MILLER, James F.1, EVANS, Kevin R.1, ETHINGTON, Raymond L.2, REPETSKI, John E.3, SANDBERG, Charles A.4 and THOMPSON, Thomas L.5, (1)Geography, Geology, & Planning, Missouri State University, Springfield, MO 65897, (2)Geological Sciences Department, University of Missouri-Columbia, Columbia, MO 65211, (3)U.S. Geol. Survey, 926A National Ctr, Reston, VA 20192, (4)U.S. Geol. Survey, Box 25046, MS 939, Federal Center, Denver, CO 80225, (5)Department of Natural Resources, Division of Geology and Land Survey, Rolla, MO 65402,

The Weaubleau, Decaturville, and Crooked Creek structures are impact features aligned across Missouri near the 38th parallel. One hypothesis of their origin suggests they were a serial impact. Impact breccias at these structures have reworked conodonts that provide provenance data that are unobtainable using only in situ faunas.

Mississippian and Pennsylvanian strata crop out in and around the Weaubleau structure. Breccia at Weaubleau in the western Ozark dome contains common Early Ordovician conodonts, rare latest Devonian conodonts, and abundant Mississippian (Kinderhookian to Osagean) conodonts. Conodonts of all these ages occur in one sample, together with reworked late Osagean to earliest Meramecian crinoids and blastoids. The youngest conodonts are Gnathodus texanus and Taphrognathus varians. Latest Osagean to Meramecian megafossils occur in chert regolith derived from limestones that formerly covered the breccia. Collectively, these faunas indicate an impact near the Osagean–Meramecian boundary.

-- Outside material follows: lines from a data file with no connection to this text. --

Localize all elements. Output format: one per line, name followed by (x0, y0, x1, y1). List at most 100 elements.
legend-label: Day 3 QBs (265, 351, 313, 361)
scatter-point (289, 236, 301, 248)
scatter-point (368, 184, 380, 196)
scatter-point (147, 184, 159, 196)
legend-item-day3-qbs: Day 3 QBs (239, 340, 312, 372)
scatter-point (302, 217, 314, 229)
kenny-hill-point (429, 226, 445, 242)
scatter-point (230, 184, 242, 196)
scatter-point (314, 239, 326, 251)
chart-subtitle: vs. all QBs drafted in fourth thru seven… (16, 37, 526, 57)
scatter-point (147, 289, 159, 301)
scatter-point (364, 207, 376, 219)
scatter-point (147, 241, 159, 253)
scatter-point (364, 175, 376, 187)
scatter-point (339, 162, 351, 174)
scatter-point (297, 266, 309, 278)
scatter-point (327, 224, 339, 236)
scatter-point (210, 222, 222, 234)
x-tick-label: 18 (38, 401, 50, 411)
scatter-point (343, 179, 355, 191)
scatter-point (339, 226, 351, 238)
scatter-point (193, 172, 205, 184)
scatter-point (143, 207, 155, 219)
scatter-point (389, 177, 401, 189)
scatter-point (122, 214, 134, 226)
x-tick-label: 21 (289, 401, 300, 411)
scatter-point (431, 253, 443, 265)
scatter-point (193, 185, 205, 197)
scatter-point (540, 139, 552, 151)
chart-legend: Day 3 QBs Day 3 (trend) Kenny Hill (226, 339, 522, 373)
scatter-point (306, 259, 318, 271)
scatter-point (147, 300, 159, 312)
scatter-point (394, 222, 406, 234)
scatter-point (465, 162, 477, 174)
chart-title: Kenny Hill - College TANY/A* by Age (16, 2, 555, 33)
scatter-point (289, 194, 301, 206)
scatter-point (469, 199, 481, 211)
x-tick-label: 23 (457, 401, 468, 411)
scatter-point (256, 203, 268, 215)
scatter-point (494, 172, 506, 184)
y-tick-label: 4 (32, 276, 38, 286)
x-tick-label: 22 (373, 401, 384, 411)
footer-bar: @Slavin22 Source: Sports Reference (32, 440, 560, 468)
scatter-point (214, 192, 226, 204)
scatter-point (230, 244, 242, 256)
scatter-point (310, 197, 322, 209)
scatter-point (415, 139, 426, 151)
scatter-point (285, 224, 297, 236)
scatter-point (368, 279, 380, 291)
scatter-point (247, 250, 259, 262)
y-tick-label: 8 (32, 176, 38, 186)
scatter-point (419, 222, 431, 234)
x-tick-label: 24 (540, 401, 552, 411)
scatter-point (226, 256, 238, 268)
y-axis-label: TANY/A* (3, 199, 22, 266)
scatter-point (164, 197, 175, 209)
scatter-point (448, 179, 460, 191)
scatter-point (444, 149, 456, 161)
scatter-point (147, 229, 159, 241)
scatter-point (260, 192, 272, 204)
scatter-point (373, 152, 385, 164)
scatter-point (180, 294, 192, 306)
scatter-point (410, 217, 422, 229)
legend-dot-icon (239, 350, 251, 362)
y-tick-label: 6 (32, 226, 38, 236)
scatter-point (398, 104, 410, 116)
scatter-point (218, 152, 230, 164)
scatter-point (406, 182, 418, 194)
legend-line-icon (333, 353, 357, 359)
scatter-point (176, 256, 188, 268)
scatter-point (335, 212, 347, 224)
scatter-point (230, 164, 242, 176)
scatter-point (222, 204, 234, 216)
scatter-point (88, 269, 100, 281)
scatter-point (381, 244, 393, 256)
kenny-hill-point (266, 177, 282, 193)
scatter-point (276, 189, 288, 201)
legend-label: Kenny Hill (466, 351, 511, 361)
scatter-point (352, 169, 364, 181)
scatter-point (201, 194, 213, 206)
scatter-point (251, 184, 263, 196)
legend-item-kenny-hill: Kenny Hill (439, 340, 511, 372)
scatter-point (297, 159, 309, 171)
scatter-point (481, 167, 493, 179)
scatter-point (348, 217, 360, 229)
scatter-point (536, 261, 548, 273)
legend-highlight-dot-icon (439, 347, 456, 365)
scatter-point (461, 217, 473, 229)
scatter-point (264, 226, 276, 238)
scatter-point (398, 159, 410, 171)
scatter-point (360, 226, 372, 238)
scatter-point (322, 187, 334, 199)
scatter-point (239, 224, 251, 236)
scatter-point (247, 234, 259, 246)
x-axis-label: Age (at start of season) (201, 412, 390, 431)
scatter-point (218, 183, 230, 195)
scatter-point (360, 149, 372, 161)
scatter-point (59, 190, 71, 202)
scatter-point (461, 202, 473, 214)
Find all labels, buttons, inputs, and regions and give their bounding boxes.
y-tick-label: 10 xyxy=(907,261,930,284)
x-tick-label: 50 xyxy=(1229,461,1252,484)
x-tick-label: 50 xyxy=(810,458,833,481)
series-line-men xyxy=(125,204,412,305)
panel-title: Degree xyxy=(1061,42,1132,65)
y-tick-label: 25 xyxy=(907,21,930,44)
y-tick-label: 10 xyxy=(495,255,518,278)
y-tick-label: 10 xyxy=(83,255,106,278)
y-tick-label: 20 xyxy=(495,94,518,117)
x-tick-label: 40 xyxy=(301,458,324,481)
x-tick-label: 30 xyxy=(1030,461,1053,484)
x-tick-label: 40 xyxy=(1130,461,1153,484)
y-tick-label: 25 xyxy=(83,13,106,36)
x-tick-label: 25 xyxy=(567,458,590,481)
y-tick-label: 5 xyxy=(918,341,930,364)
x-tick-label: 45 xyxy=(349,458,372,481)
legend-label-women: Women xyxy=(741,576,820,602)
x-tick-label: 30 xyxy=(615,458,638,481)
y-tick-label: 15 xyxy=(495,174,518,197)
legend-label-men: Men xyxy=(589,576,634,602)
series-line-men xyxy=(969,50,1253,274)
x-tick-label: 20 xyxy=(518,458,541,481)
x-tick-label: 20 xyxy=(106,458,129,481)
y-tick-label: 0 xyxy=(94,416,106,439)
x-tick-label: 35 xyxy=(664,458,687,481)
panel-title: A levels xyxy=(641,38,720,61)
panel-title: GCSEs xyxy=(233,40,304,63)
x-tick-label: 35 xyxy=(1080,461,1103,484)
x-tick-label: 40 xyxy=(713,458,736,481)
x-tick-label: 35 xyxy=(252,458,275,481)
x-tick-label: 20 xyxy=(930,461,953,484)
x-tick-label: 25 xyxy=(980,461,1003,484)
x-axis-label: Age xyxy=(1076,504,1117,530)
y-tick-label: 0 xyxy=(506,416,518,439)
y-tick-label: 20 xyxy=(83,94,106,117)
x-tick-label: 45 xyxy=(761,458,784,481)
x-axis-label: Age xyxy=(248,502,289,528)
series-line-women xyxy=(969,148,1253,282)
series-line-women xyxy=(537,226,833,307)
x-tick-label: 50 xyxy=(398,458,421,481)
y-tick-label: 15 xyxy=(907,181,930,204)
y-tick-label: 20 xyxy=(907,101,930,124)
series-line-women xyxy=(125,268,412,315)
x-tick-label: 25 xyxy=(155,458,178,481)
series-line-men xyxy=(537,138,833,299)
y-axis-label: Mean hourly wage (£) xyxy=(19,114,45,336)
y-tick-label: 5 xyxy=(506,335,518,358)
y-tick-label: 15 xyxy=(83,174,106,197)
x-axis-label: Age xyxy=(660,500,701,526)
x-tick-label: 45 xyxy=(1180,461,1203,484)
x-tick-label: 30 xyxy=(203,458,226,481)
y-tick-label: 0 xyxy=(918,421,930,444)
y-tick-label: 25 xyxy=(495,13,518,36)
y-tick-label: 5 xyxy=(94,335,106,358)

The nearby type area of the Osagean Series lacks uppermost Osagean strata, but echinoderms of this age are abundant in breccia at Weaubleau. Impact-generated resurge currents may have blended unconsolidated latest Osagean and early Meramecian crinoid-bearing sediment together with clasts of older strata that were ejected from the impact crater to form the breccia at Weaubleau. The type Osagean is incomplete, most likely because these currents removed part of the stratigraphic record, but it can be reconstructed using reworked fossils.

The Decaturville and Crooked Creek structures in the central Ozark dome are eroded down to the Lower Ordovician. Breccia samples at Decaturville yielded conodonts that occur in Upper Ordovician (Mohawkian and Cincinnatian) strata exposed only east and west of the Ozark dome. Reworked conodonts in the breccia at Decaturville are the only evidence that these strata were deposited in the central Ozark dome.

Crooked Creek is the easternmost impact structure. A single breccia sample contains Early Ordovician conodonts, including Chosonodina herfurthi, which is known from only one other locality in Missouri. A float block contains the latest Osagean brachiopod Orthotetes keokuk, suggesting that the time of this impact may be similar to that of the Weaubleau structure.